CO2 hydrates pose a considerable threat to the success of CCS projects, as they can decrease injectivity near the wellbore, resulting in technical complications and increased costs. Thus, a thorough understanding of CO2 hydrate formation is imperative for the planning of robust and sustainable CCS initiatives. This study aims to elucidate the specific conditions under which CO2 hydrates are formed in a porous media and to assess their impact on injectivity decline.
The investigation begins with a core flooding experiment designed to delve into the physical processes involved in CO2 hydrate formation and dissociation. It also explores potential methods for prevention, mitigation and remediation. In total, results from 13 experiments are presented, with nine conducted by the author and four provided by the Advanced Sub-Surface Energy Transition (ASSET) research team.
Subsequently, an empirical numerical reservoir simulator is developed to model the formation and dissociation of CO2 hydrates within the reservoir.
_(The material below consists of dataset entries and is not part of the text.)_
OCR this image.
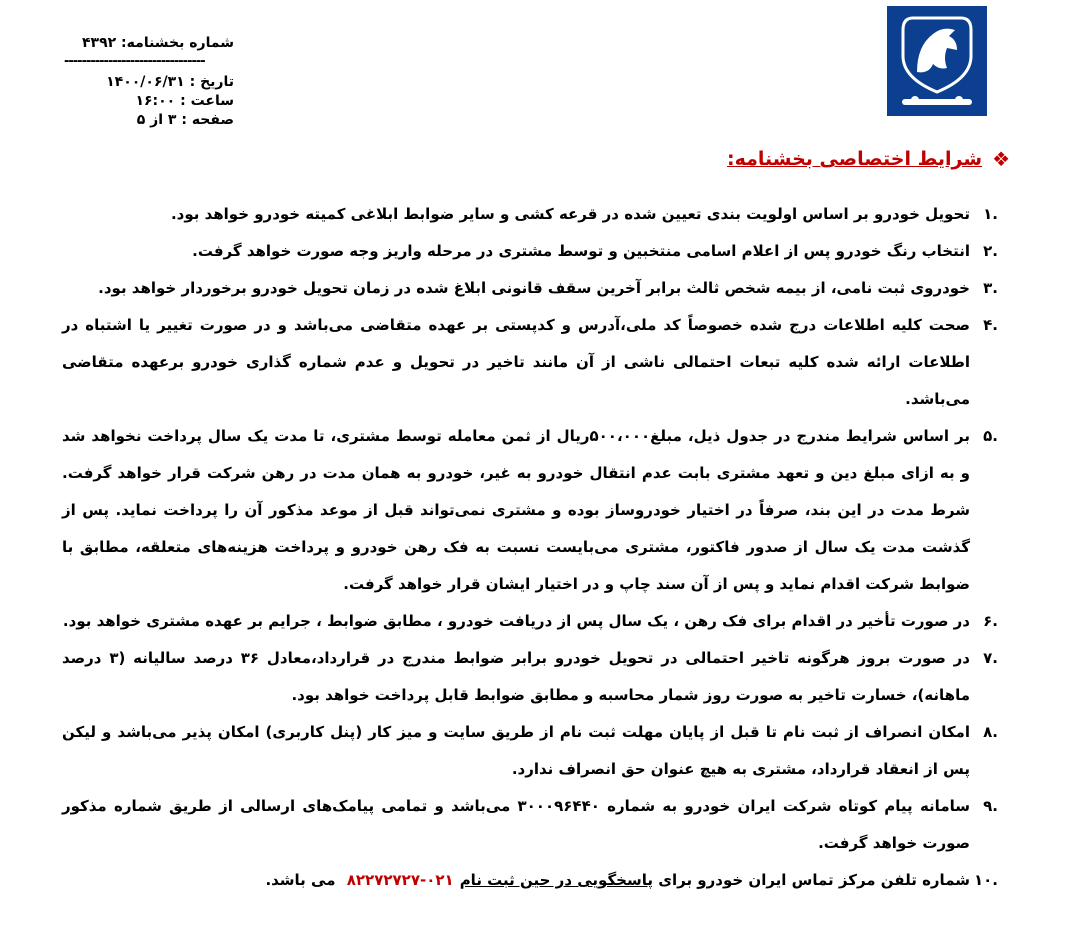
شماره بخشنامه: ۴۳۹۲
--------------------------------
تاریخ : ۱۴۰۰/۰۶/۳۱
ساعت : ۱۶:۰۰
صفحه : ۳ از ۵
❖
شرایط اختصاصی بخشنامه:
.۱
تحویل خودرو بر اساس اولویت بندی تعیین شده در قرعه کشی و سایر ضوابط ابلاغی کمیته خودرو خواهد بود.
.۲
انتخاب رنگ خودرو پس از اعلام اسامی منتخبین و توسط مشتری در مرحله واریز وجه صورت خواهد گرفت.
.۳
خودروی ثبت نامی، از بیمه شخص ثالث برابر آخرین سقف قانونی ابلاغ شده در زمان تحویل خودرو برخوردار خواهد بود.
.۴
صحت کلیه اطلاعات درج شده خصوصاً کد ملی،آدرس و کدپستی بر عهده متقاضی می‌باشد و در صورت تغییر یا اشتباه در اطلاعات ارائه شده کلیه تبعات احتمالی ناشی از آن مانند تاخیر در تحویل و عدم شماره گذاری خودرو برعهده متقاضی می‌باشد.
.۵
بر اساس شرایط مندرج در جدول ذیل، مبلغ۵۰۰،۰۰۰ریال از ثمن معامله توسط مشتری، تا مدت یک سال پرداخت نخواهد شد و به ازای مبلغ دین و تعهد مشتری بابت عدم انتقال خودرو به غیر، خودرو به همان مدت در رهن شرکت قرار خواهد گرفت. شرط مدت در این بند، صرفاً در اختیار خودروساز بوده و مشتری نمی‌تواند قبل از موعد مذکور آن را پرداخت نماید. پس از گذشت مدت یک سال از صدور فاکتور، مشتری می‌بایست نسبت به فک رهن خودرو و پرداخت هزینه‌های متعلقه، مطابق با ضوابط شرکت اقدام نماید و پس از آن سند چاپ و در اختیار ایشان قرار خواهد گرفت.
.۶
در صورت تأخیر در اقدام برای فک رهن ، یک سال پس از دریافت خودرو ، مطابق ضوابط ، جرایم بر عهده مشتری خواهد بود.
.۷
در صورت بروز هرگونه تاخیر احتمالی در تحویل خودرو برابر ضوابط مندرج در قرارداد،معادل ۳۶ درصد سالیانه (۳ درصد ماهانه)، خسارت تاخیر به صورت روز شمار محاسبه و مطابق ضوابط قابل پرداخت خواهد بود.
.۸
امکان انصراف از ثبت نام تا قبل از پایان مهلت ثبت نام از طریق سایت و میز کار (پنل کاربری) امکان پذیر می‌باشد و لیکن پس از انعقاد قرارداد، مشتری به هیچ عنوان حق انصراف ندارد.
.۹
سامانه پیام کوتاه شرکت ایران خودرو به شماره ۳۰۰۰۹۶۴۴۰ می‌باشد و تمامی پیامک‌های ارسالی از طریق شماره مذکور صورت خواهد گرفت.
.۱۰
شماره تلفن مرکز تماس ایران خودرو برای پاسخگویی در حین ثبت نام۰۲۱-۸۲۲۷۲۷۲۷ می باشد.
The empirical model facilitates a sensitivity analysis of the parameters that influence hydrate formation and allows for the assessment of the efficacy of prevention techniques examined in the laboratory setting.
The core flooding experiment helped to establish that hydrate formation is contingent upon specific pressure and temperature parameters within the hydrate stability zone. The experiment also delved into the impact of water saturation, connate water salinity, and the use of thermodynamic hydrate inhibitors (THIs) on the hydrate formation process. Furthermore, the experimental procedure facilitated the testing of prevention and remediation techniques after hydrate formation, including thermal stimulation and THIs injection.
The empirical model, developed based on an existing model shared by Kahrobaei and Farajzadeh (2022), served as a representation of the CO2 injection process in a depleted gas reservoir. It enabled a sensitivity analysis to identify the main parameters that affect hydrate formation. Additionally, the model investigated the resulting reduction in permeability, which ultimately led to diminished injectivity and increased injection pressure due to hydrate formation.
Ultimately, both experimental and numerical approaches showed that the formation of hydrates leads to a reduction in permeability, thereby diminishing injectivity and elevating injection pressure.